Netflix is officially a global powerhouse now

Netflix’s Spanish original series “La Casa de Papel” has become popular with members outside its native language. 


Netflix can make a claim to being media king of the world now, booking more sales for streaming outside the US than in it for the first time. 

But overall subscribers grew less than predicted in the streaming-video company’s second-quarter report, missing its own guidance by more than a million members Monday. 

Wall Street was unforgiving. Shares tanked 14 percent lower to $345 in after-hours trading.

A milestone for Netflix’s ambitions to be a global powerhouse, the company made more money streaming outside the US for the first time. It’s a revenue tipping point that underscores similar changes in the shows and movies available for you to watch worldwide. With more of its money coming from abroad, more and more of Netflix’s originals cater to specific countries and regions. Netflix, for example, released its first original series from India, Sacred Games, earlier this month. 

But Netflix has found its members around the globe watch these locally targeting originals. Netflix has touted its originals that get binged heavily across borders, like Brazilian dystopian thriller 3%, Spanish heist series La Casa de Papel (marketed in English on Netflix as “Money Heist”) and German sci-fi mystery Dark. Netflix has even invested in expansive subtitling and dubbing systems to make its international productions available for the widest audience outside each title’s native language. 

In a letter to shareholders Monday, Netflix said said The Rain, a Danish original thriller released in the period, was one of the service’s “biggest non-English original productions yet with viewing all over the world,” without providing specific viewership figures. 

“This serves as another data point that our international originals can be important to specific countries and regions and also play well outside of their home markets,” the company said. 

It comes as Netflix is knocking crowns off the heads of traditional media titans. During the latest quarter, Netflix unseated Disney as the most-valuable media company in the world by market value. And then Netflix last week beat HBO for the most total Emmy nominations, unseating the premium cable network’s 17-year streak on top. 

In its results, international subscriber base grew to 72.76 million members, missing than the 73.29 million the company predicted. In the US, Netflix reported 57.38 million, shy of its 57.91 million guidance.

Looking ahead, Netflix expects to add 4.35 million streaming members abroad and 650,000 in the US in the current quarter. 

Netflix’s had tough comparisons to last year in its release schedule in the recent quarter. A year earlier, 13 Reasons Why became enough of a young-adult phenom to prompt schools to send home warning letters to parents, and new seasons of big-time programs Orange Is the New Black and House of Cards premiered. This year, 13 Reasons Why’s second season had more of a more muted response, and the next seasons of Orange Is the New Black and House of Cards are coming out later in the year.

Issuing guidance for its next quarterly report, Netflix predicted 68 cents per share in earnings in the third quarter on $3.988 in revenue.
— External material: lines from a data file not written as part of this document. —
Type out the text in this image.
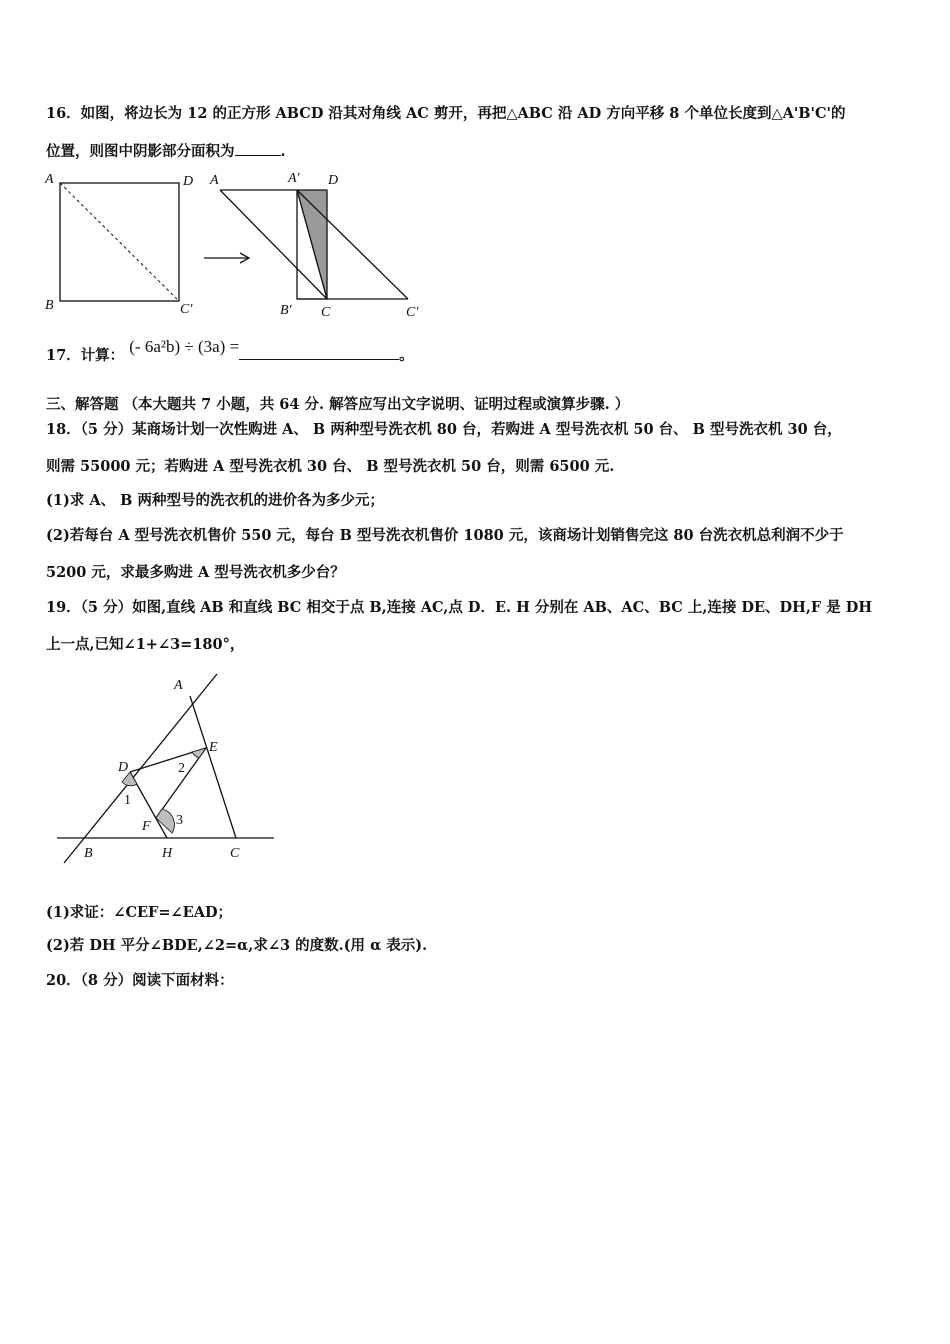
16．如图，将边长为 12 的正方形 ABCD 沿其对角线 AC 剪开，再把△ABC 沿 AD 方向平移 8 个单位长度到△A'B'C'的
位置，则图中阴影部分面积为	.
A	D
B	C'
A	A′ D
B′ C	C′
17．计算： (- 6a²b) ÷ (3a) =	。
三、解答题 （本大题共 7 小题，共 64 分. 解答应写出文字说明、证明过程或演算步骤. ）
18．（5 分）某商场计划一次性购进 A、 B 两种型号洗衣机 80 台，若购进 A 型号洗衣机 50 台、 B 型号洗衣机 30 台，
则需 55000 元；若购进 A 型号洗衣机 30 台、 B 型号洗衣机 50 台，则需 6500 元.
(1)求 A、 B 两种型号的洗衣机的进价各为多少元；
(2)若每台 A 型号洗衣机售价 550 元，每台 B 型号洗衣机售价 1080 元，该商场计划销售完这 80 台洗衣机总利润不少于
5200 元，求最多购进 A 型号洗衣机多少台？
19．（5 分）如图,直线 AB 和直线 BC 相交于点 B,连接 AC,点 D．E. H 分别在 AB、AC、BC 上,连接 DE、DH,F 是 DH
上一点,已知∠1+∠3=180°，
A
D
E
F
B	H	C
1
2
3
(1)求证：∠CEF=∠EAD；
(2)若 DH 平分∠BDE,∠2=α,求∠3 的度数.(用 α 表示).
20．（8 分）阅读下面材料：
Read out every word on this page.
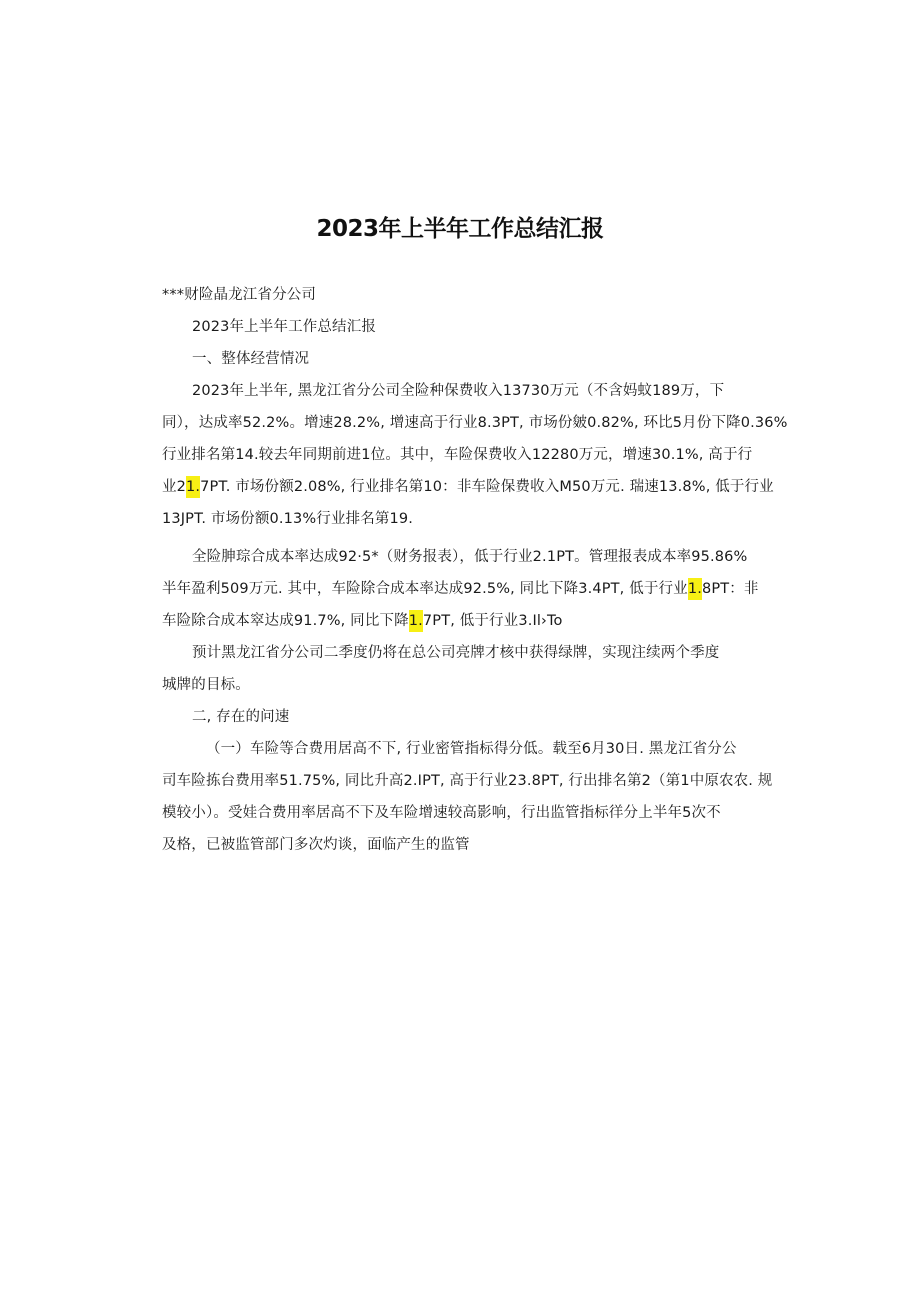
2023年上半年工作总结汇报
***财险晶龙江省分公司
2023年上半年工作总结汇报
一、整体经营情况
2023年上半年, 黑龙江省分公司全险种保费收入13730万元（不含妈蚊189万，下
同），达成率52.2%。增速28.2%, 增速高于行业8.3PT, 市场份皴0.82%, 环比5月份下降0.36%
行业排名第14.较去年同期前进1位。其中，车险保费收入12280万元，增速30.1%, 高于行
业21.7PT. 市场份额2.08%, 行业排名第10：非车险保费收入M50万元. 瑞速13.8%, 低于行业
13JPT. 市场份额0.13%行业排名第19.
全险胂琮合成本率达成92·5*（财务报表），低于行业2.1PT。管理报表成本率95.86%
半年盈利509万元. 其中，车险除合成本率达成92.5%, 同比下降3.4PT, 低于行业1.8PT：非
车险除合成本窣达成91.7%, 同比下降1.7PT, 低于行业3.Il›To
预计黑龙江省分公司二季度仍将在总公司亮牌才核中获得绿牌，实现注续两个季度
城牌的目标。
二, 存在的问速
（一）车险等合费用居高不下, 行业密管指标得分低。载至6月30日. 黑龙江省分公
司车险拣台费用率51.75%, 同比升高2.IPT, 高于行业23.8PT, 行出排名第2（第1中原农农. 规
模较小）。受娃合费用率居高不下及车险增速较高影响，行出监管指标徉分上半年5次不
及格，已被监管部门多次灼谈，面临产生的监管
On average, Wall Street analysts who track Netflix expected 73 cents and $4.13 billion, respectively.

Overall, Netflix reported a profit of $384.4 million, or 85 cents a share, compared with $65.6 million, or 15 cents a share, a year earlier. Revenue rose 40 percent percent to $3.91 billion.

Analysts on average expected per-share profit of 79 cents — matching Netflix’s guidance — and $3.934 billion in revenue.